Archimedes’ PecFent and Merck’s Brinavess are up for approval for breakthrough cancer pain and AF conversion to sinus rhythm, respectively.

The Committee for Medicinal Products for Human Use (CHMP) of the EMEA delivered a positive opinion on two products: Archimedes Pharma’s PecFent® for breakthrough cancer pain and Brinavess, Merck & Co. and Cardiome’s therapy for the conversion of recent onset atrial fibrillation (AF) to sinus rhythm in adults.

PecFent is an aqueous fentanyl citrate solution that uses Archimedes Pharma’s PecSys™ technology to allow fentanyl to be retained on the nasal mucosa. It is designed to produce rapid but controlled absorption into systemic circulation.

The positive opinion is based on the results of three Phase III studies including an active comparator study and a large long-term safety and acceptability study, Archimedes Pharma says. The program included over 650 patients and more than 100 investigational sites from 13 countries across four continents, including the U.S., U.K., Germany, France, Spain, and Italy.

Archimedes Pharma submitted an NDA for PecFent in August 2009. While the firm already has a marketing presence in Europe, it says that it is in the process of establishing commercial operations in the U.S.

CHMP’s positive opinion on Brinavess followed a review of data supporting the efficacy, safety, and tolerability profile of the treatment. The proposed indication is for the conversion of recent onset of AF to sinus rhythm in adult nonsurgery patients with atrial fibrillation of seven days or less and for adult postcardiac surgery patients with atrial fibrillation of three days or less.

If approved by the European Commission, Brinavess would be the first product in a new class of pharmacologic agents for cardioversion of atrial fibrillation to launch in the EU, according to Michael E. Mendelsohn, M.D., svp and head of cardiovascular research, Merck Research Laboratories.

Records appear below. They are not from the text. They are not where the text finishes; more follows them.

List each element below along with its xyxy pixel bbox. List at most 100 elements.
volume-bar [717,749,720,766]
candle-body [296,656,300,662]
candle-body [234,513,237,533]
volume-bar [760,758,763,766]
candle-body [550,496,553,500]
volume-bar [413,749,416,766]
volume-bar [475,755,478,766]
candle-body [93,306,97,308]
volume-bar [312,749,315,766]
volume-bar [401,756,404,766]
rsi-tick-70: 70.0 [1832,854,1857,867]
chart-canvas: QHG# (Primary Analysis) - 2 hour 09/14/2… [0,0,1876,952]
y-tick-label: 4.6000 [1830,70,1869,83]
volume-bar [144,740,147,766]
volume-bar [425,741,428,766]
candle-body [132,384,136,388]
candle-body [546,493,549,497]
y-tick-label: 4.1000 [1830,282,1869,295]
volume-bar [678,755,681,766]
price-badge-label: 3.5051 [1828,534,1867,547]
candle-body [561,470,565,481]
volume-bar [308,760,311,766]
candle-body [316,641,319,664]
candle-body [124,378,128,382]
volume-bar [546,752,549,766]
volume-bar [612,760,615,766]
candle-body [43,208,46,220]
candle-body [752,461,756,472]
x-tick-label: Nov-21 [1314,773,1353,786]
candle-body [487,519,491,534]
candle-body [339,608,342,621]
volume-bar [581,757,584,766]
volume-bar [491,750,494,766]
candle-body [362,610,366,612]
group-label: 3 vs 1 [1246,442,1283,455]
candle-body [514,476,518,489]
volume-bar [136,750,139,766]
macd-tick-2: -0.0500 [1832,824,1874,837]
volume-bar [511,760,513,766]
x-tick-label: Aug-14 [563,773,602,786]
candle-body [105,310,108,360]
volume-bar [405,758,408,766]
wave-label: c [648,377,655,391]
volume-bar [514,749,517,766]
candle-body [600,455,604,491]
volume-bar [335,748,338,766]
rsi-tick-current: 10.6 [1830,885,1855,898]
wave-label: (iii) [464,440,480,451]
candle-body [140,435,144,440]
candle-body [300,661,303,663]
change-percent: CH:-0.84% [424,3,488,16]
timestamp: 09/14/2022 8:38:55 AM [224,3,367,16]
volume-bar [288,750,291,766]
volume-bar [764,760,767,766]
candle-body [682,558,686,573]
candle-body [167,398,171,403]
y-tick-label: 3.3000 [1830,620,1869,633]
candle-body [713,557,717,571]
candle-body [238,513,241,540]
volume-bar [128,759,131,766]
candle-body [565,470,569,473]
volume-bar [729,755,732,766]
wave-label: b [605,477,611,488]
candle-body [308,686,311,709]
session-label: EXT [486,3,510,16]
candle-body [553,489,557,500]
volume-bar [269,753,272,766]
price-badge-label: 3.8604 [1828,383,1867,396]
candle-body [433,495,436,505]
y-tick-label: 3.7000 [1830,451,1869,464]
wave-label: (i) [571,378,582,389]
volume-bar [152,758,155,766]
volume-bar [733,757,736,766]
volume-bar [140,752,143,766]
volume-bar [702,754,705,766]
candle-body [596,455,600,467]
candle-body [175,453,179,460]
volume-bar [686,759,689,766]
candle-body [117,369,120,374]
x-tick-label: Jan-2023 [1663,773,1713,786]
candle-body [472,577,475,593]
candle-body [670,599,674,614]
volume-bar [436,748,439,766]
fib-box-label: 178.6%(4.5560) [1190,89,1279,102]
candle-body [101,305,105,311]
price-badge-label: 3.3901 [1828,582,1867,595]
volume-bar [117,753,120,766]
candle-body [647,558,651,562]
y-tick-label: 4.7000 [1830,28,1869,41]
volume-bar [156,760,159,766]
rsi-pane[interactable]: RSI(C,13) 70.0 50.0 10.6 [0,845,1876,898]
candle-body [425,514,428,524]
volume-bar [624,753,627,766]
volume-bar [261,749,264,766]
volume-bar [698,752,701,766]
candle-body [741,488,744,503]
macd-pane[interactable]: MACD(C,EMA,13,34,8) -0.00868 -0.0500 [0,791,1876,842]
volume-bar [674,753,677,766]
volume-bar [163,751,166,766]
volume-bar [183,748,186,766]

The efficacy of Brinavess was evaluated at 90 minutes in a total of 390 hemodynamically stable adult patients with short duration AF (3 hours to 7 days). In the ACT I study, the drug cardioverted 51% of patients versus 4% of patients taking placebo. In ACT III, Brinavess cardioverted 51.2% of patients versus 3.6% of patients taking placebo. In responders the median time to conversion was 10 minutes from start of first infusion.

In the AVRO study, Brinavess was studied in 116 patients with AF (3 hrs to 48 hrs) versus 116 patients on amiodarone. The primary endpoint was the proportion of patients that achieved sinus rhythm within the first 90 minutes after initiating therapy. Treatment with Brinavess converted 51.7% of patients at 90 minutes versus 5.2% with amiodarone.